Cubital Tunnel Syndrome
What is cubital tunnel syndrome?
Cubital tunnel syndrome happens when the ulnar nerve, which passes through the cubital tunnel (a tunnel of muscle, ligament, and bone) on the inside of the elbow, is injured and becomes inflamed, swollen, and irritated.
Cubital tunnel syndrome causes pain that feels a lot like the pain you feel when you hit the "funny bone" in your elbow. The "funny bone" in the elbow is actually the ulnar nerve, a nerve that crosses the elbow. The ulnar nerve begins in the side of your neck and ends in your fingers.
What causes cubital tunnel syndrome?
Cubital tunnel syndrome may happen when a person bends the elbows often (when pulling, reaching, or lifting), leans on their elbow a lot, or has an injury to the area.
Arthritis, bone spurs, and previous fractures or dislocations of the elbow can also cause cubital tunnel syndrome.
In many cases, the cause is not known.
What are the symptoms of cubital tunnel syndrome?
The following are the most common symptoms of cubital tunnel syndrome. However, each person may experience symptoms differently. Symptoms may include:
- Numbness and tingling in the hand and/or ring and little finger, especially when the elbow is bent
- Hand pain
- Weak grip and clumsiness due to muscle weakness in the affected arm and hand
- Aching pain on the inside of the elbow
The symptoms of cubital tunnel syndrome may resemble other medical conditions or problems, including medial epicondylitis (golfer's elbow). Always see a healthcare provider for a diagnosis.

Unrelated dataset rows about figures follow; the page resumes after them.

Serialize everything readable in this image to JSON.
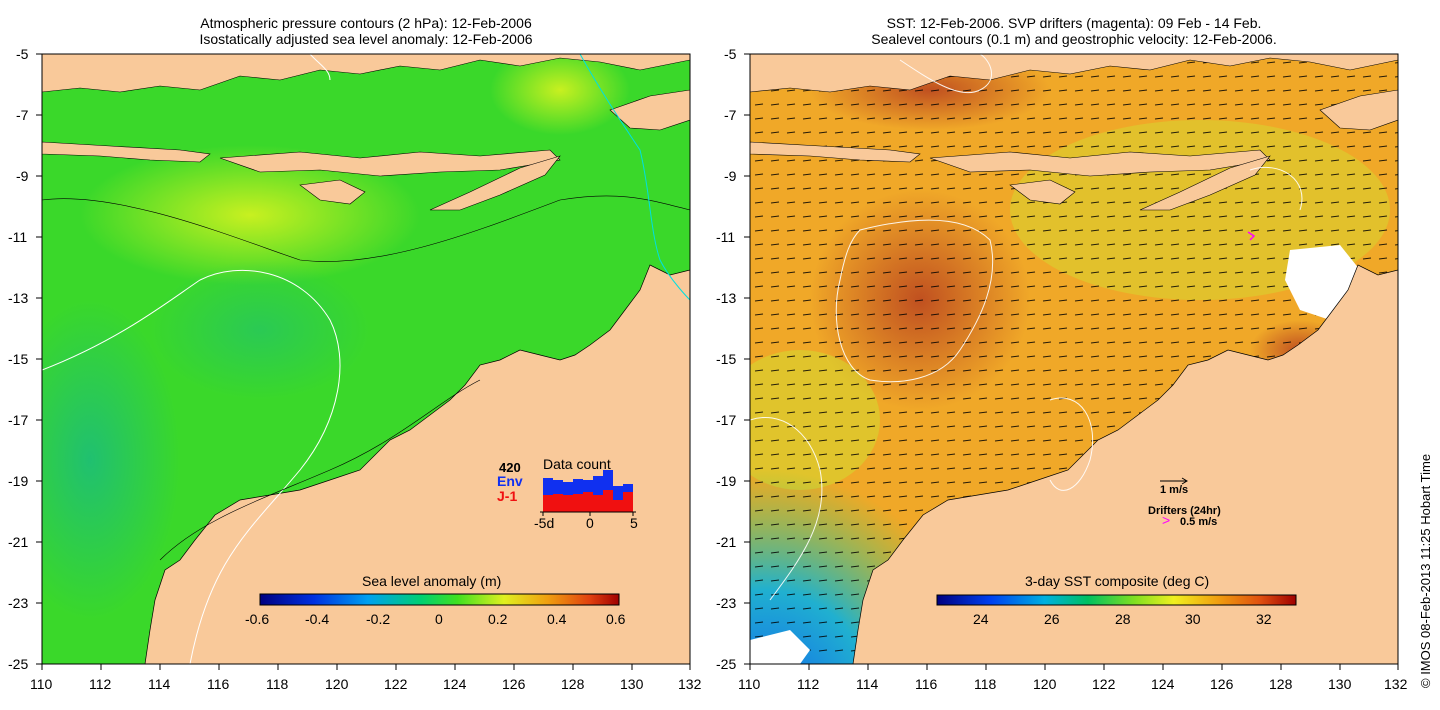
{
  "left_panel": {
    "title_line1": "Atmospheric pressure contours (2 hPa): 12-Feb-2006",
    "title_line2": "Isostatically adjusted sea level anomaly: 12-Feb-2006",
    "colorbar": {
      "title": "Sea level anomaly (m)",
      "ticks": [
        "-0.6",
        "-0.4",
        "-0.2",
        "0",
        "0.2",
        "0.4",
        "0.6"
      ]
    },
    "data_count": {
      "title": "Data count",
      "max_label": "420",
      "env_label": "Env",
      "j1_label": "J-1",
      "x_ticks": [
        "-5d",
        "0",
        "5"
      ]
    }
  },
  "right_panel": {
    "title_line1": "SST: 12-Feb-2006. SVP drifters (magenta): 09 Feb - 14 Feb.",
    "title_line2": "Sealevel contours (0.1 m) and geostrophic velocity: 12-Feb-2006.",
    "colorbar": {
      "title": "3-day SST composite (deg C)",
      "ticks": [
        "24",
        "26",
        "28",
        "30",
        "32"
      ]
    },
    "velocity_legend": "1 m/s",
    "drifter_legend": "Drifters (24hr)",
    "drifter_speed": "0.5 m/s",
    "drifter_symbol": ">"
  },
  "axes": {
    "x_ticks": [
      "110",
      "112",
      "114",
      "116",
      "118",
      "120",
      "122",
      "124",
      "126",
      "128",
      "130",
      "132"
    ],
    "y_ticks": [
      "-5",
      "-7",
      "-9",
      "-11",
      "-13",
      "-15",
      "-17",
      "-19",
      "-21",
      "-23",
      "-25"
    ]
  },
  "credit": "© IMOS 08-Feb-2013 11:25 Hobart Time",
  "colors": {
    "land": "#f9c99a",
    "sla_ocean": "#33dd22",
    "sst_ocean": "#f0a020",
    "env_bar": "#1030f0",
    "j1_bar": "#f01010",
    "drifter": "#ff00ff"
  },
  "map_extent": {
    "lon": [
      110,
      132
    ],
    "lat": [
      -25,
      -5
    ]
  }
}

How is cubital tunnel syndrome diagnosed?
In addition to a complete medical history and physical exam, diagnostic tests for cubital tunnel syndrome may include:
Nerve conduction test. A test to find out how fast signals travel down a nerve to find a compression or constriction of the nerve.
Electromyogram (EMG). This test checks nerve and muscle function and may be used to test the forearm muscles controlled by the ulnar nerve. If the muscles do not work the way they should, it may be a sign that there is a problem with the ulnar nerve.

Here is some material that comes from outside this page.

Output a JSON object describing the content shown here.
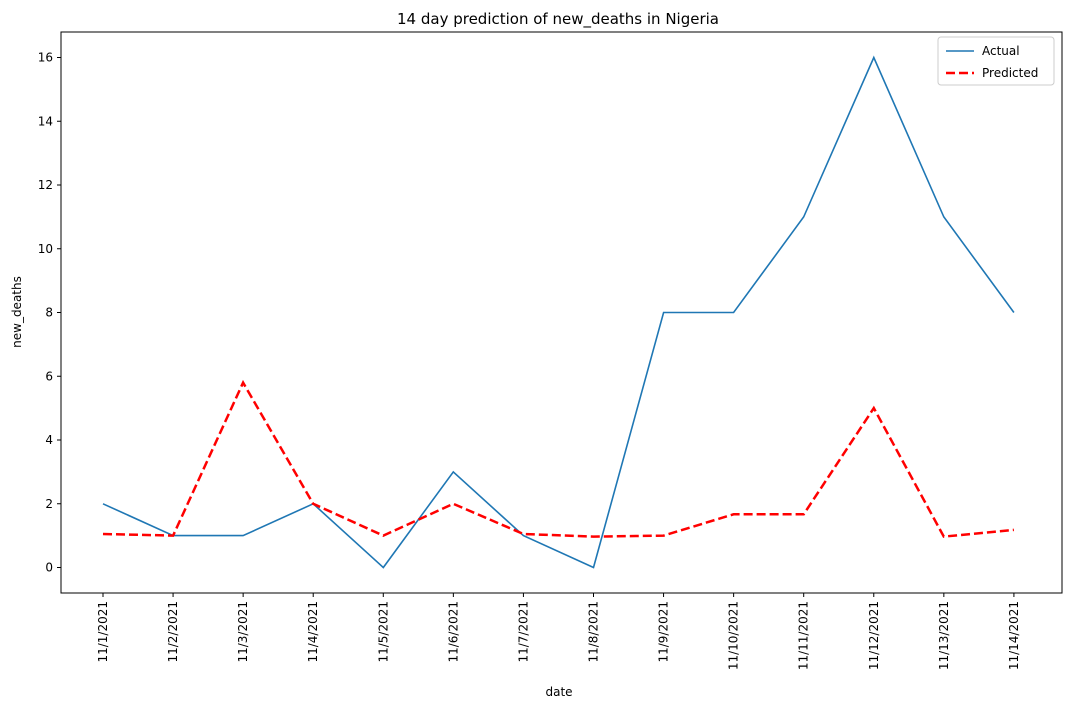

X-ray. This is done to look at the bones of the elbow and see if you have arthritis or bone spurs in your elbow.
How is cubital tunnel syndrome treated?
The most effective treatment for cubital tunnel syndrome is stopping the activity that is causing the problem. Treatment may include:
- Resting and stopping any activity that aggravates the condition, such as bending the elbow
- A splint or foam elbow brace worn at night (to limit movement and reduce irritation)
- Using an elbow pad (to protect against chronic irritation from hard surfaces)
- Anti-inflammatory medicines (such as ibuprofen or naproxen)
- Nerve gliding exercises
If these treatments do not work, the healthcare provider may talk to you about:
- Steroid injections to help reduce swelling and pain
Can I prevent cubital tunnel syndrome?
To prevent cubital tunnel syndrome:
- Keep your arms flexible and strong.
- Avoid resting on your elbows – especially on a hard surface.
- Warm up before exercising or using your arms for sports or other repetitive movements.
When should I call my healthcare provider?
Call your healthcare provider if you have:
- Pain or trouble moving that affects your regular daily activities
- Pain doesn’t get better or gets worse with treatment
- Numbness, tingling or weakness in the arm or hand
Key points about cubital tunnel syndrome
- Cubital tunnel syndrome is a problem with the ulnar nerve, which passes through the inside of the elbow. It causes pain that feels a lot like the pain you feel when you hit the "funny bone" in your elbow.
- Cubital tunnel syndrome may happen when a person frequently bends the elbows, leans on their elbow a lot, or has an injury to the area. Arthritis, bone spurs, and previous fractures or dislocations of the elbow can also cause it. In many cases, the cause is not known.
- The most common symptom of cubital tunnel syndrome is numbness, tingling, and pain in the hand and/or ring and little finger, especially when the elbow is bent.
- Cubital tunnel syndrome can be treated with rest and medicines to help with pain and inflammation. Exercises may help too. In some cases, surgery may be done.
Next stepsTips to help you get the most from a visit to your healthcare provider:
- Know the reason for your visit and what you want to happen.
- Before your visit, write down questions you want answered.
- Bring someone with you to help you ask questions and remember what your provider tells you.
- At the visit, write down the name of a new diagnosis, and any new medicines, treatments, or tests. Also write down any new instructions your provider gives you.
- Know why a new medicine or treatment is prescribed, and how it will help you. Also know what the side effects are.
- Ask if your condition can be treated in other ways.
- Know why a test or procedure is recommended and what the results could mean.
- Know what to expect if you do not take the medicine or have the test or procedure.
- If you have a follow-up appointment, write down the date, time, and purpose for that visit.
- Know how you can contact your provider if you have questions.